Music AI company Udio has insisted that its technology is trained by “listening” to existing recordings and that its AI model would never “reproduce” any of those tracks. 

Those statements were made in a blog post published yesterday, in response to the lawsuit filed against the start-up by the record companies earlier this week - even though it doesn’t specifically mention the litigation. Commenting on the blog post, record label trade group RIAA says Udio is “attempting to construct an alternate reality”. 

“We know that many musicians - especially the next generation - are eager to use AI in their creative workflows”, Udio writes, trying to position itself as some kind of artist champion now battling the big corporations of the record industry. “The future of music will see more creative expression than ever before”, it adds. “Let us use this watershed moment in technology to expand the circle of creators, empower artists and celebrate human creativity”. 

However, in the eyes of the RIAA, Udio is no artist champion. Dubbing the blog post a “meandering response”, the trade group says that “Udio is attempting to construct an alternate reality where being pro-artist means stealing artists’ work for profit. In the reality everyone else is living in, artist advocate groups oppose what Udio is doing and strongly support these lawsuits”. 

The RIAA has coordinated the lawsuit against Udio, which accuses the AI company of copyright infringement on the basis it ingested - and therefore copied - large quantities of existing sound recordings as part of its training process. 

Udio is keen to stress that tracks generated by its AI model are not copies of any of the recordings in the training dataset. The RIAA disagrees, insisting that Udio has been shown to generate tracks that sound “strikingly similar” to existing recordings.

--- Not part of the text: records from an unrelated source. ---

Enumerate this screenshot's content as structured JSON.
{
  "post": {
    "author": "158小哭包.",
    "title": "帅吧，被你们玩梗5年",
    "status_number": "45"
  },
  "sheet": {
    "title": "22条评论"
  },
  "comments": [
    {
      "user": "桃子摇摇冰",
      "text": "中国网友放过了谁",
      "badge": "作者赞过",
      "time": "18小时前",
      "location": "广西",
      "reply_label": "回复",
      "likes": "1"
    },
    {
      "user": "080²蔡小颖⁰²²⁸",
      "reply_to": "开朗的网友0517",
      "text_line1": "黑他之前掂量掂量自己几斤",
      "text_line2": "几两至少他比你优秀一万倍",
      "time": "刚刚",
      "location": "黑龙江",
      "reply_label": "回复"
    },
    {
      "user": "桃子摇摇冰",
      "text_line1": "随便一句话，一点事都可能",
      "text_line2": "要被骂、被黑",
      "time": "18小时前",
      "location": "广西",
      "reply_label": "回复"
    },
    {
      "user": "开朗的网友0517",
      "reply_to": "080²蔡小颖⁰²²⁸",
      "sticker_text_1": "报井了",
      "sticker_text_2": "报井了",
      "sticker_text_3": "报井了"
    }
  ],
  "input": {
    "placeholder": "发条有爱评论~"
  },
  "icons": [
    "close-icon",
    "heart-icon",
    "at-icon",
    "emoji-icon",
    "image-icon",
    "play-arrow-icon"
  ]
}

Although in legal terms, the labels’ lawsuit isn’t claiming that the tracks outputted by Udio are infringing their copyrights. The core allegation is that the ingestion of recordings was in itself copyright infringement. 

Countering that claim, Udio likes to think that its technology ‘listens’ to the existing music rather than ‘copying’ it. “Just as students listen to music and study scores”, it writes, “our model has ‘listened’ to and learned from a large collection of recorded music”. It then adds, “The goal of model training is to develop an understanding of musical ideas - the basic building blocks of musical expression that are owned by no one”. 

For the music industry, the idea that AI models are ‘listening’ to music is misleading semantics, and the fact the AI learns by processing short segments of tracks is a mere technicality. Existing recordings are being copied, the labels will insist in court, and those copies need to be licensed. 

The RIAA notes with interest Udio’s claim that its model listened to “a large collection of recorded music”. That means, as far as the labels are concerned, Udio copied without licence a large collection of music. That, the organisation says, is a “startling admission of illegal and unethical conduct”.

The labels are also suing AI company Suno and, in its response to the litigation, it said the record labels had “reverted to their old lawyer-led playbook”, referencing the legal battles between the record industry and digital start-ups in the early days of digital music. Udio’s blog post is not quite so outspoken, but makes a similar point. 

“Virtually every new technological development in music has initially been greeted with apprehension, but has ultimately proven to be a boon for artists, record companies, music publishers, technologists, and the public at large”, the blog post states. “Synthesisers, drum machines, digital recording technology and the sound recording itself are all examples of once-controversial music creation tools that were feared in their early days”. 

“Yet each of these innovations ultimately expanded music as an art and as a business”, it goes on, “leading to entirely new genres of music and billions of dollars in the pockets of artists, songwriters, and the record labels and music publishers who profit from their creations”. 

Of course, the music industry has been very keen to stress that it is already embracing music-making AI and collaborating with music AI companies, but only those that seek licences from record labels and music publishers. 

“Supporting real creativity means getting permission before using someone’s work and developing technology that partners with and supports human artists instead of cutting them out and replacing them”, the RIAA concludes. “Music companies have already struck multiple partnerships with start-ups, entrepreneurs and others with responsible applications of AI”.